In Awe of Generalising Specialists
In Awe of Generalising Specialists
One of the things I absolutely love to do is listen to music – with a strong preference for live music. I sometimes like to sing along too. I’m not too fussed on what artist or genre; I care more for the authenticity (no lip-syncing) and the passion. One of my guilty pleasures with regards to music is the duelling piano bar. Some of you will be familiar with the duelling piano bar – two pianos on a stage taking requests (for tips) from the audience for what song to play (and sing).
The pianists (in theory) compete to take the more difficult songs for the bigger tips but it is far from competitive and I’ve never had anything but a great night when visiting one of these. Why am I writing about this though?
Well, while I was on holiday over the summer I visited a couple of piano bars and at one point a blog post struck me. Bear with me…
The first thing that always strikes me is how many tunes and lyrics these people know. Of course there will always be certain songs that get requested every night (Piano Man, Sweet Caroline etc) but they have to be ready for anything. What amazes me is that they rarely turn down a song that they don’t know. For example, my wife (a huge Take That fan) asked for a Take That song…in Nashville, Tennessee! The pianist only knew Angels by Robbie Williams (which for any true Take That fan is obviously not good enough!) but went off to the dressing room to quickly learn it and came out 15 minutes later and played (and sang) it…incredible!
The second thing that always amazes me – and is the real reason for this blog post – is how multi-disciplinary the musicians are. Not only do they play the piano and sing but they will often get on the drums to back their colleague, or the trumpet, or guitar, or – to the crowd’s huge entertainment – the fiddle.
– especially when that involves The Devil Went Down To Georgia!
I have written a lot about the great teams I have seen and how the best teams tend to be made up of generalising specialists. People who have a specialism but branch out in to other areas to support the team where and when they are needed. Generalising specialists are also often referred to as T-Shaped people. The name (or the shape) isn’t what’s important but rather the willingness to put yourself in a position to offer more of what the team needs.
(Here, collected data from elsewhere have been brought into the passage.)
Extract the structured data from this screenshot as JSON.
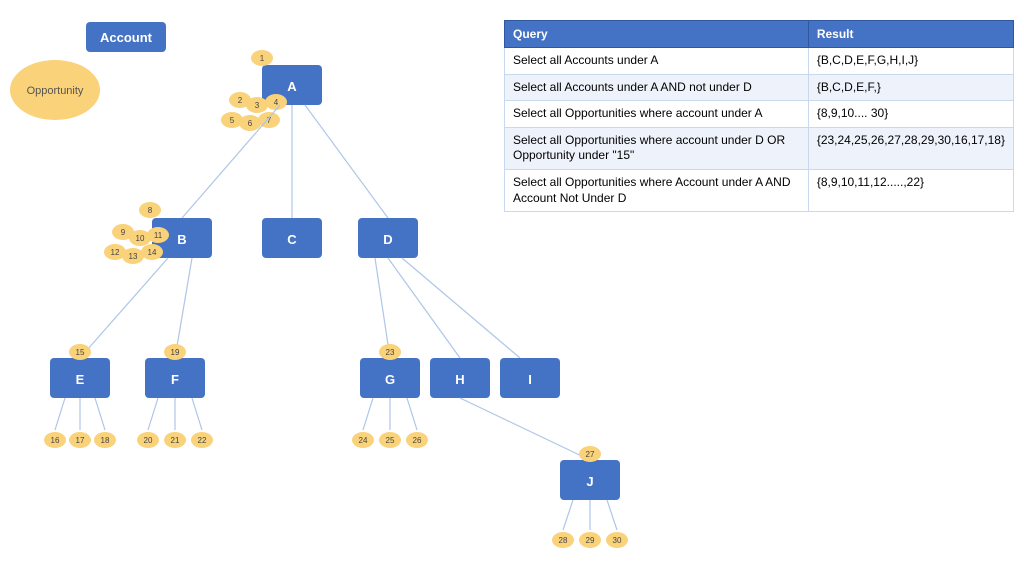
{
  "legend": {
    "account_label": "Account",
    "opportunity_label": "Opportunity"
  },
  "table": {
    "headers": [
      "Query",
      "Result"
    ],
    "rows": [
      {
        "query": "Select all Accounts under A",
        "result": "{B,C,D,E,F,G,H,I,J}"
      },
      {
        "query": "Select all Accounts under A AND not under D",
        "result": "{B,C,D,E,F,}"
      },
      {
        "query": "Select all Opportunities where account under A",
        "result": "{8,9,10.... 30}"
      },
      {
        "query": "Select all Opportunities where account under D OR Opportunity under \"15\"",
        "result": "{23,24,25,26,27,28,29,30,16,17,18}"
      },
      {
        "query": "Select all Opportunities where Account under A AND Account Not Under D",
        "result": "{8,9,10,11,12.....,22}"
      }
    ]
  }
}
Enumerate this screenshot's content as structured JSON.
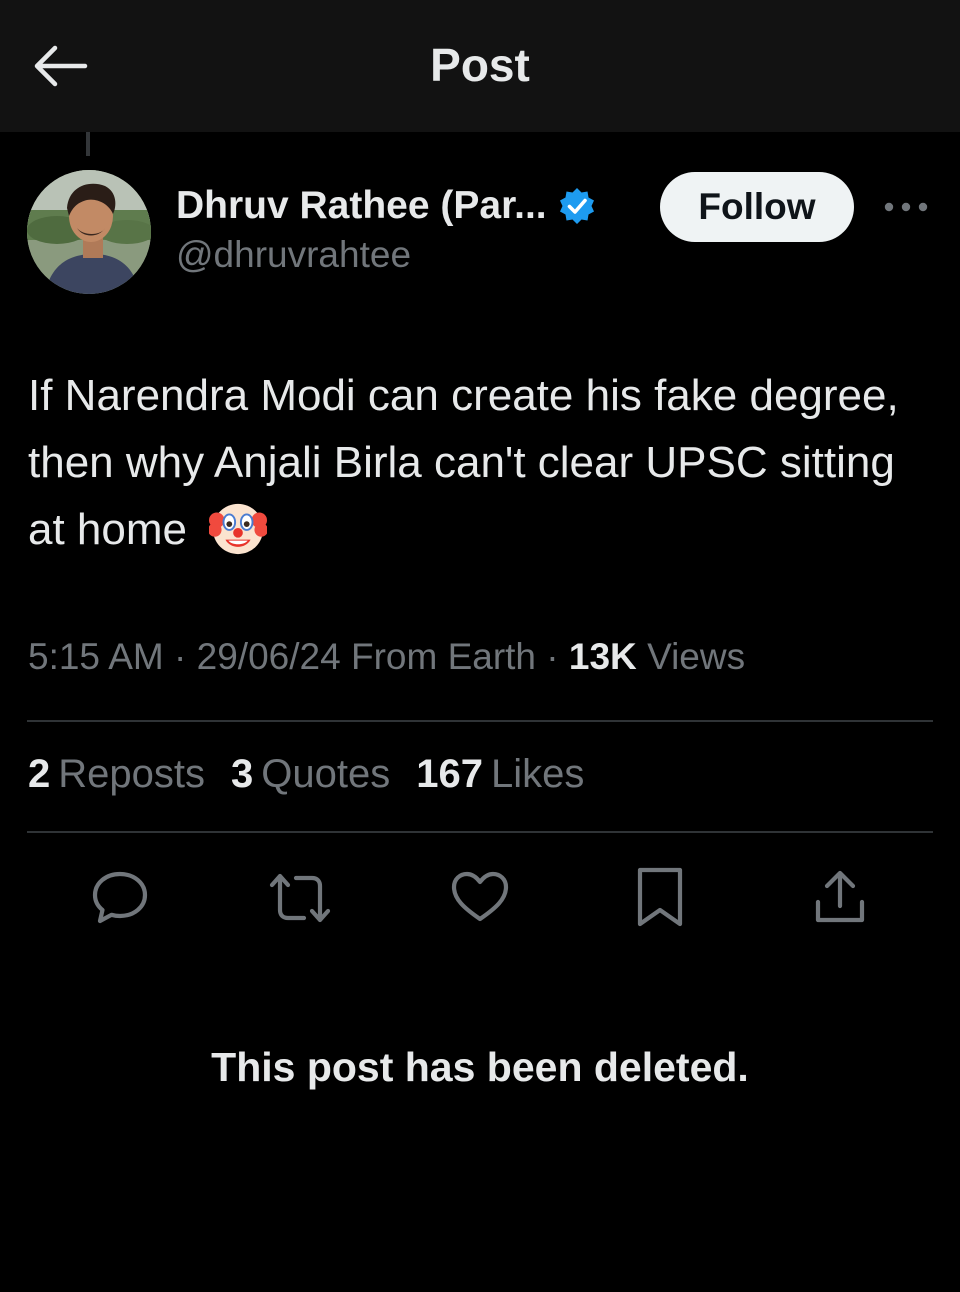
{
  "header": {
    "title": "Post",
    "back_icon": "arrow-left-icon"
  },
  "author": {
    "display_name": "Dhruv Rathee (Par...",
    "handle": "@dhruvrahtee",
    "verified": true,
    "verified_color": "#1d9bf0"
  },
  "follow_button": {
    "label": "Follow"
  },
  "post": {
    "text": "If Narendra Modi can create his fake degree, then why Anjali Birla can't clear UPSC sitting at home",
    "emoji": "clown-face"
  },
  "meta": {
    "time": "5:15 AM",
    "separator": "·",
    "date": "29/06/24",
    "location": "From Earth",
    "views_count": "13K",
    "views_label": "Views"
  },
  "stats": {
    "reposts_count": "2",
    "reposts_label": "Reposts",
    "quotes_count": "3",
    "quotes_label": "Quotes",
    "likes_count": "167",
    "likes_label": "Likes"
  },
  "actions": [
    "reply-icon",
    "repost-icon",
    "like-icon",
    "bookmark-icon",
    "share-icon"
  ],
  "deleted_notice": "This post has been deleted.",
  "colors": {
    "background": "#000000",
    "header_bg": "#121212",
    "text_primary": "#e7e9ea",
    "text_secondary": "#71767b",
    "divider": "#2f3336"
  }
}
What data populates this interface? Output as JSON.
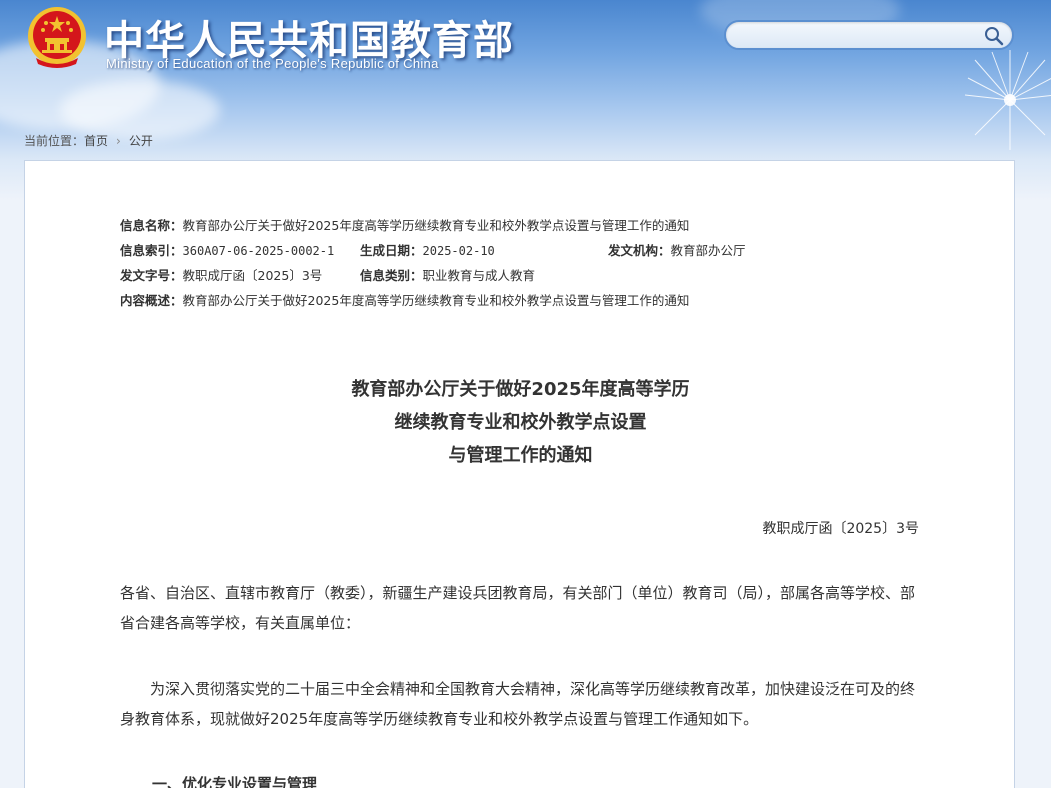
{
  "header": {
    "title": "中华人民共和国教育部",
    "subtitle": "Ministry of Education of the People's Republic of China",
    "search_placeholder": ""
  },
  "breadcrumb": {
    "prefix": "当前位置：",
    "items": [
      "首页",
      "公开"
    ]
  },
  "meta": {
    "name_label": "信息名称：",
    "name_value": "教育部办公厅关于做好2025年度高等学历继续教育专业和校外教学点设置与管理工作的通知",
    "index_label": "信息索引：",
    "index_value": "360A07-06-2025-0002-1",
    "date_label": "生成日期：",
    "date_value": "2025-02-10",
    "org_label": "发文机构：",
    "org_value": "教育部办公厅",
    "docno_label": "发文字号：",
    "docno_value": "教职成厅函〔2025〕3号",
    "category_label": "信息类别：",
    "category_value": "职业教育与成人教育",
    "summary_label": "内容概述：",
    "summary_value": "教育部办公厅关于做好2025年度高等学历继续教育专业和校外教学点设置与管理工作的通知"
  },
  "document": {
    "title_line1": "教育部办公厅关于做好2025年度高等学历",
    "title_line2": "继续教育专业和校外教学点设置",
    "title_line3": "与管理工作的通知",
    "number": "教职成厅函〔2025〕3号",
    "recipients": "各省、自治区、直辖市教育厅（教委），新疆生产建设兵团教育局，有关部门（单位）教育司（局），部属各高等学校、部省合建各高等学校，有关直属单位：",
    "intro": "为深入贯彻落实党的二十届三中全会精神和全国教育大会精神，深化高等学历继续教育改革，加快建设泛在可及的终身教育体系，现就做好2025年度高等学历继续教育专业和校外教学点设置与管理工作通知如下。",
    "section1": "一、优化专业设置与管理"
  },
  "colors": {
    "header_blue": "#4a86cf",
    "emblem_red": "#d4161b",
    "emblem_gold": "#f2c230"
  }
}
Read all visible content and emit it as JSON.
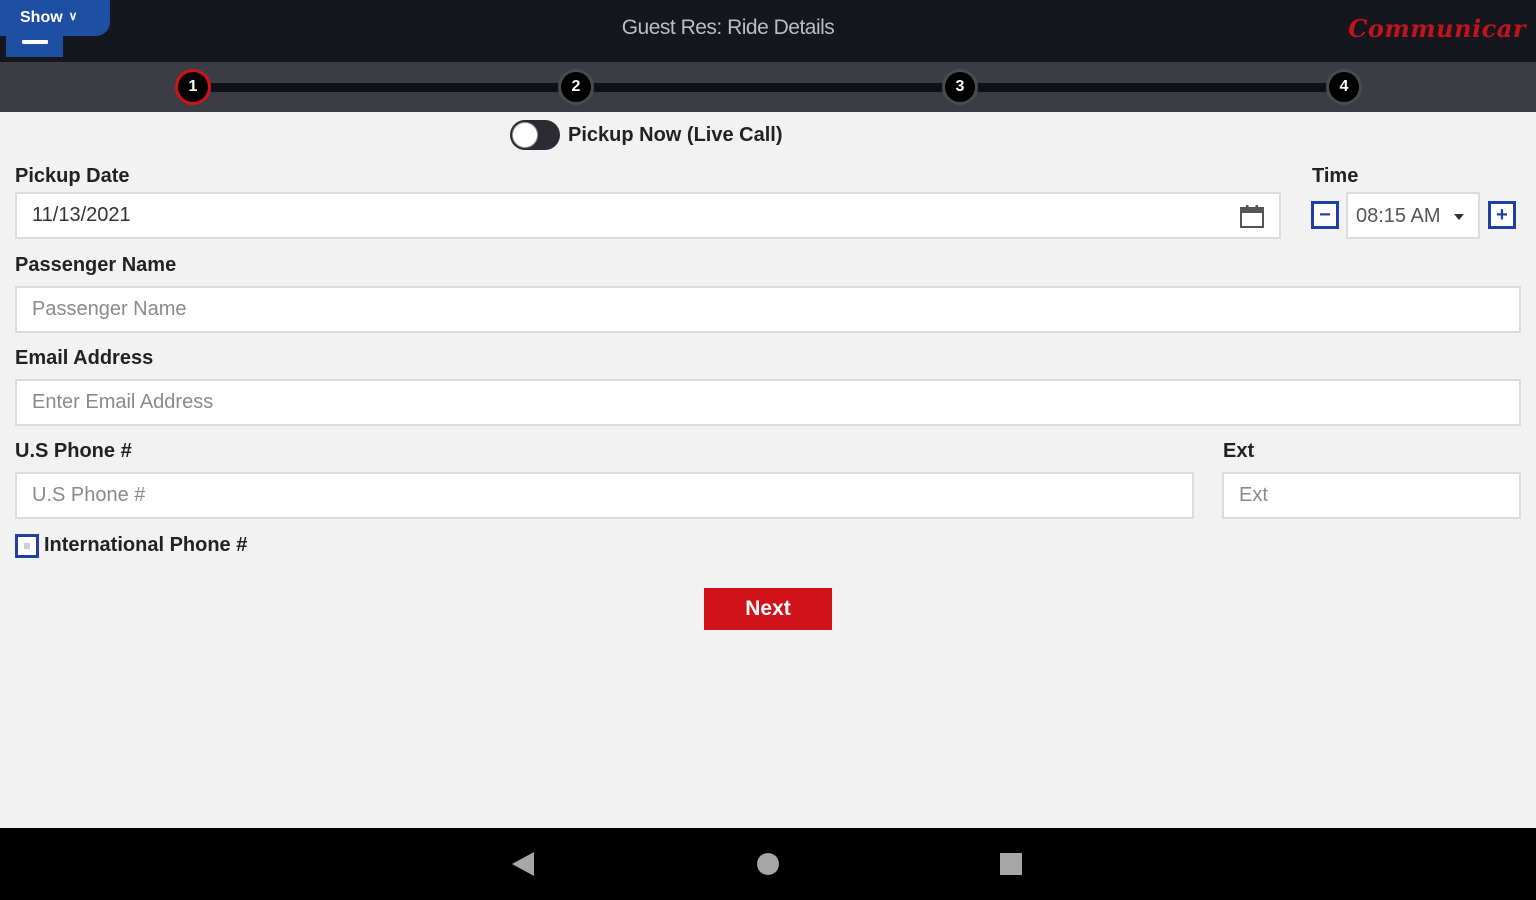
{
  "header": {
    "show_label": "Show",
    "title": "Guest Res: Ride Details",
    "logo_text": "Communicar"
  },
  "stepper": {
    "steps": [
      "1",
      "2",
      "3",
      "4"
    ],
    "active_step": 1
  },
  "toggle": {
    "label": "Pickup Now (Live Call)",
    "on": false
  },
  "pickup_date": {
    "label": "Pickup Date",
    "value": "11/13/2021"
  },
  "time": {
    "label": "Time",
    "value": "08:15 AM",
    "minus": "−",
    "plus": "+"
  },
  "passenger": {
    "label": "Passenger Name",
    "placeholder": "Passenger Name"
  },
  "email": {
    "label": "Email Address",
    "placeholder": "Enter Email Address"
  },
  "phone": {
    "label": "U.S Phone #",
    "placeholder": "U.S Phone #"
  },
  "ext": {
    "label": "Ext",
    "placeholder": "Ext"
  },
  "intl": {
    "label": "International Phone #",
    "checked": false
  },
  "next_label": "Next",
  "colors": {
    "brand_red": "#d0131b",
    "brand_blue": "#1f4fa3",
    "topbar": "#16161f"
  },
  "icons": [
    "menu-icon",
    "chevron-down-icon",
    "calendar-icon",
    "minus-icon",
    "plus-icon",
    "caret-down-icon",
    "back-icon",
    "home-icon",
    "recents-icon"
  ]
}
One concern people have with the idea of generalising specialists is that developing another skill is going to take your attention away from your primary skill. While one will no question have less time practising the piano if one is spending some time practicing the fiddle, these musicians become more accomplished all-round and have a much greater awareness of music and entertainment as a whole. Not only this, but the crowd is more likely to get what they want rather than be limited to the specialisms of the musicians present.
And when we take things back to the principles of the agile manifesto, “our highest priority is to satisfy the customer through early and continuous delivery of valuable software”. Teams with more generalising specialists are often much more capable of satisfying the customer than a team of specialists. And when I speak to these musicians, they tell me it is much more enjoyable for them to be able to pick up different instruments rather than be stuck with just one. I get similar messages from Scrum team members who like to be able to dip into other areas now and again.
How have you seen team members broaden their skillset and become generalising specialists? Have you seen it be of benefit? Have you seen having generalising specialists to be detrimental to the individual or the team or the organisation?
I feel I have to end the post with the original and the best. I was lucky enough to see Charlie Daniels and The Charlie Daniels Band play The Devil Went Down to Georgia live at The Grand Ole Opry and, at nearly 81 years old, that was another awe-inspiring musical moment!